Overall net mortgage borrowing came to £6.1bn, on par with August’s figure, beating the past six-month average of £5.7bn. And gross lending amounted to £27bn, above the previous month’s count of £25.9bn.

Phoebus Software chief sales and marketing officer Richard Pike says: “This is the first sign that housing is being affected by the current economic situation. The double hit of rising inflation and increasing interest rates is enough to give pause and, when finances are stretched, moving house falls down the priority list.

“We saw warnings of redundancies from estate agent chains last week, which reflects the ebb in confidence and restricts the number of properties coming to market. We are heading into a traditionally quieter time of the year, but there is still work to be done for brokers and lenders.”

Octane Capital chief executive Jonathan Samuels comments: “A dip in mortgage approvals was very much on the cards, particularly given the turbulence that rocked the sector towards the end of the September as a consequence of the government’s disastrous mini-budget.

“However, while it’s fair to say that the market has shifted down a gear or two, September’s level of mortgage approvals doesn’t sit far off the average level seen over the last 12 months.
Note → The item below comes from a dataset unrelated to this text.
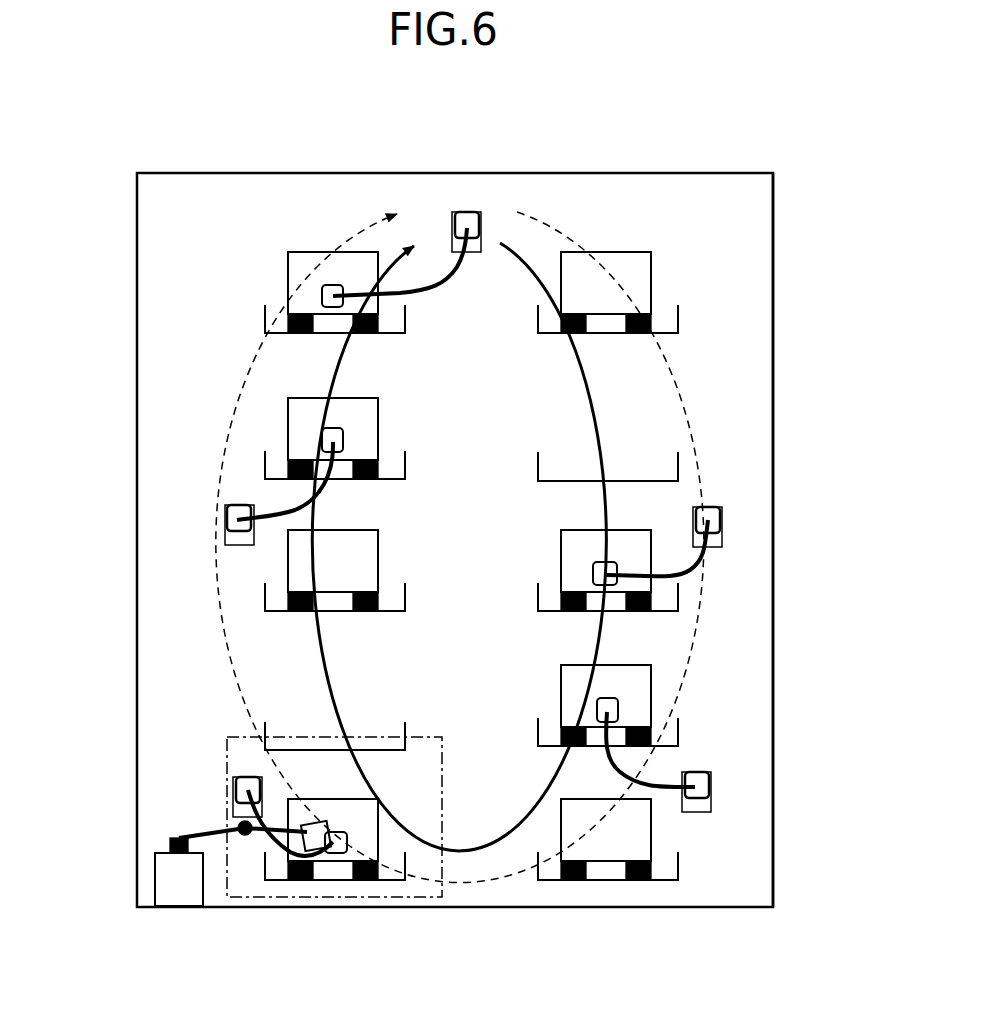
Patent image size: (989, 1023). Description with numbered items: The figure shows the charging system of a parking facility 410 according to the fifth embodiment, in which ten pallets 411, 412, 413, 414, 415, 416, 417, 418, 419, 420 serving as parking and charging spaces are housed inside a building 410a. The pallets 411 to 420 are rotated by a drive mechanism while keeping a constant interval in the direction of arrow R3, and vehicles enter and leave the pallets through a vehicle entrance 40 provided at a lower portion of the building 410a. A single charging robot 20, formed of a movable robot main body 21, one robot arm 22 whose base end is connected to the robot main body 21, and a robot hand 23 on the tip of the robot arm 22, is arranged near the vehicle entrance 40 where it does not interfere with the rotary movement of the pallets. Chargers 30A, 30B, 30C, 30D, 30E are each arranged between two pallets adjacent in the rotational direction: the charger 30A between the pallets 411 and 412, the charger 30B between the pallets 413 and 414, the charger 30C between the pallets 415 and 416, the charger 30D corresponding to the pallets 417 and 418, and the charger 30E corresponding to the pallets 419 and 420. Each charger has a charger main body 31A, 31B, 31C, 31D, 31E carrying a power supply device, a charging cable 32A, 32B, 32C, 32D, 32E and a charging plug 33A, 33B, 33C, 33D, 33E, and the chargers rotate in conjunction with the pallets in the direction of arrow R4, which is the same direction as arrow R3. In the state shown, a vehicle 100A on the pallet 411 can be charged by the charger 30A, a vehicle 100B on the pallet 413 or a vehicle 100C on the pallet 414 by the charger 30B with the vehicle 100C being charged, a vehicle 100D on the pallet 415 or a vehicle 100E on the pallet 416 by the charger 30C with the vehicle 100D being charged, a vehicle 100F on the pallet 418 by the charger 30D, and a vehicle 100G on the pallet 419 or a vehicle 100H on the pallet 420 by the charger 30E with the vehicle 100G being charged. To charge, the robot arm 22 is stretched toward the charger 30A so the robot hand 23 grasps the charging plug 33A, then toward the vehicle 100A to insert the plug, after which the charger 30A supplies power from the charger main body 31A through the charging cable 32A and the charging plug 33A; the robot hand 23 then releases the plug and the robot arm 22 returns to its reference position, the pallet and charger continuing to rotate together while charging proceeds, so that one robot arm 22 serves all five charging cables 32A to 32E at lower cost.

“In fact, when you look at historic levels for this time of year prior to the pandemic property market boom, the latest sum of 66,789 actually sits marginally higher than the levels seen in September 2019, 2018 and 2017.

“So while today’s decline will no doubt sow further seeds of panic that a market collapse is on the horizon, what we’re currently seeing at present is very much a return to normality.”